Былые
Шрифт:
Глава сорок первая
Все, чего касался Измаил, теперь требовалось очистить. Природное тепло Сирены извратили. Доверчивую любовь замарали. Никогда еще у нее не было такой негативной реакции. Все воспоминания о совместном времени, даже самые первые, прокисли и горчили. Жалость к его слабости превратилась в отвращение и презрение. И даже этого мало; она ярилась на собственную податливость. Как могла она все это допустить, не видеть то, что столь очевидно гнило под ее нежным носом? Она систематически стирала все следы его присутствия в доме. Чувствовала себя нечистой от мысли об отпечатках своего мучителя повсюду. Не смела даже задумываться о том, как смертоносные руки ласкали ее тело, заглядывали внутрь. Представлялся его единственный глаз, пристальный и аномальный. То и дело находила тошнота, и хотелось сбежать — продать особняк и начать заново, с неоскверненным
Она придет на казнь. Применит свои красивые, идеальные глаза, чтобы рассмотреть все подробности. Убедится, что он ушел навсегда. Она просила Квентина Талбота ее сопроводить, устроить просмотр с незаметного, но лучшего места.
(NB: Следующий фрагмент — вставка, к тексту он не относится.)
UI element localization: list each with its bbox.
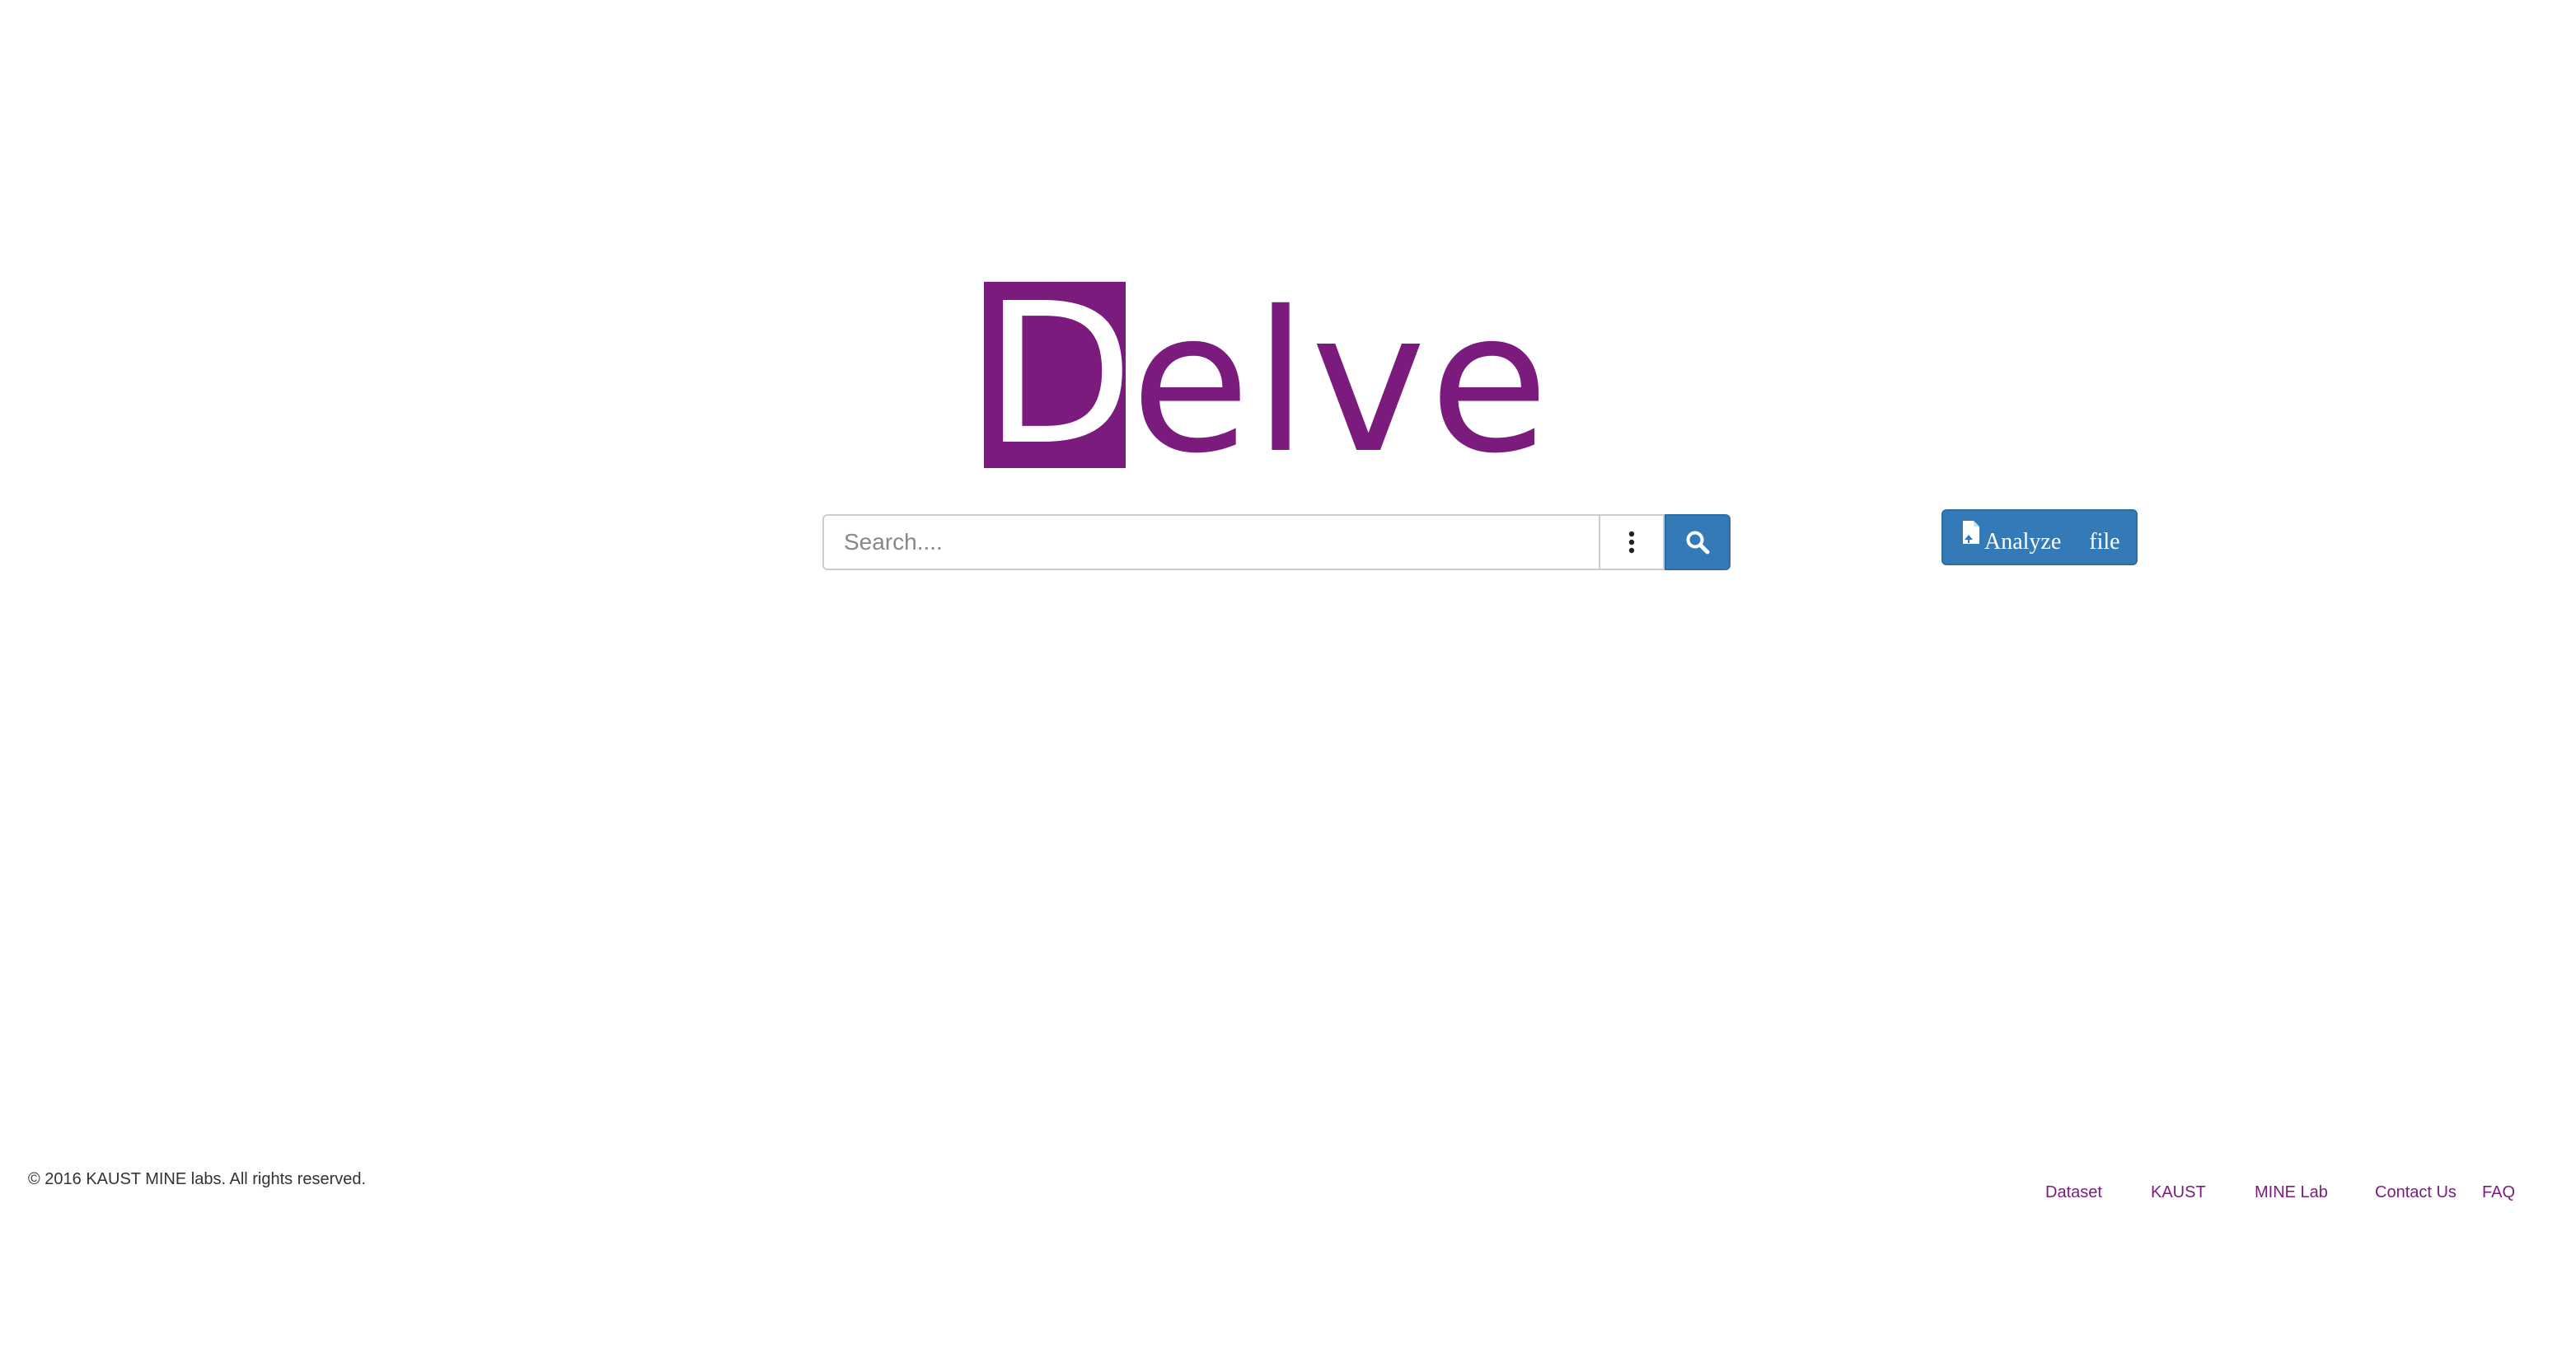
analyze-label: Analyze — [1984, 529, 2062, 555]
search-input[interactable] — [822, 514, 1600, 570]
footer-link-kaust[interactable]: KAUST — [2151, 1183, 2206, 1202]
delve-logo: D elve — [984, 282, 1553, 468]
analyze-file-button[interactable]: Analyze file — [1941, 509, 2138, 565]
footer-link-mine-lab[interactable]: MINE Lab — [2255, 1183, 2328, 1202]
copyright-text: © 2016 KAUST MINE labs. All rights reser… — [28, 1170, 367, 1188]
search-bar — [822, 514, 1731, 570]
logo-text: elve — [1131, 298, 1553, 468]
footer-link-faq[interactable]: FAQ — [2482, 1183, 2515, 1202]
footer-link-contact-us[interactable]: Contact Us — [2375, 1183, 2457, 1202]
search-button[interactable] — [1665, 514, 1731, 570]
vertical-ellipsis-icon — [1628, 531, 1635, 554]
file-label: file — [2089, 529, 2120, 555]
page: D elve Analyze file © 2016 — [0, 0, 2576, 1358]
search-options-button[interactable] — [1600, 514, 1665, 570]
footer-link-dataset[interactable]: Dataset — [2045, 1183, 2102, 1202]
search-icon — [1686, 531, 1710, 555]
logo-letter-box: D — [984, 282, 1126, 468]
file-upload-icon — [1963, 521, 1979, 544]
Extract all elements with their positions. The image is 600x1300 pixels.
Он с радостью согласился, скрывая под своим искренним желанием помочь бьющую через край радость. У него на примете было «отличное место» — комнаты, принадлежащие Гильдии лесопромышленников. Он снимет их на день расплаты, и никто не потревожит ее наблюдение.
Жесткая чистота новых простыней окутала ее, когда она отложила все планы этого мира и вошла в край, который, молилась она, будет к ней добрее. Она вытянула разнеженное тело на тугой белизне и отпустила все силы. Уснула за пять минут, и сны быстро подхватили ее и повели через сад у дома, прямиком в лес, темнеющий с каждым беззвучным шагом. Тьма, не имеющая равных. Тьма на грани слепоты.
В грезах она снова стала незрячей, и пространство вокруг удвоилось в размерах. Перестали покалывать подробности, щедро оставив объем, который она понимала проникновенно, возвращалась в него, как к себе домой. Она ослепла от счастья и чуть не расплакалась во сне. Она так много понимала — и лес ей в этом помогал. Белая простыня стала угольно-черной и могучей, как ночь. Ворр показывал свой секрет — тот, что она всегда знала, но не умела выразить. Тот, что был всем на обозрение и прочтение.
Но зрение даровало людям слепоту, особенно в отношении собственного рода.
Когда она проснулась, предложение крутилось на кончике торжествующего языка, но сказать его было некому.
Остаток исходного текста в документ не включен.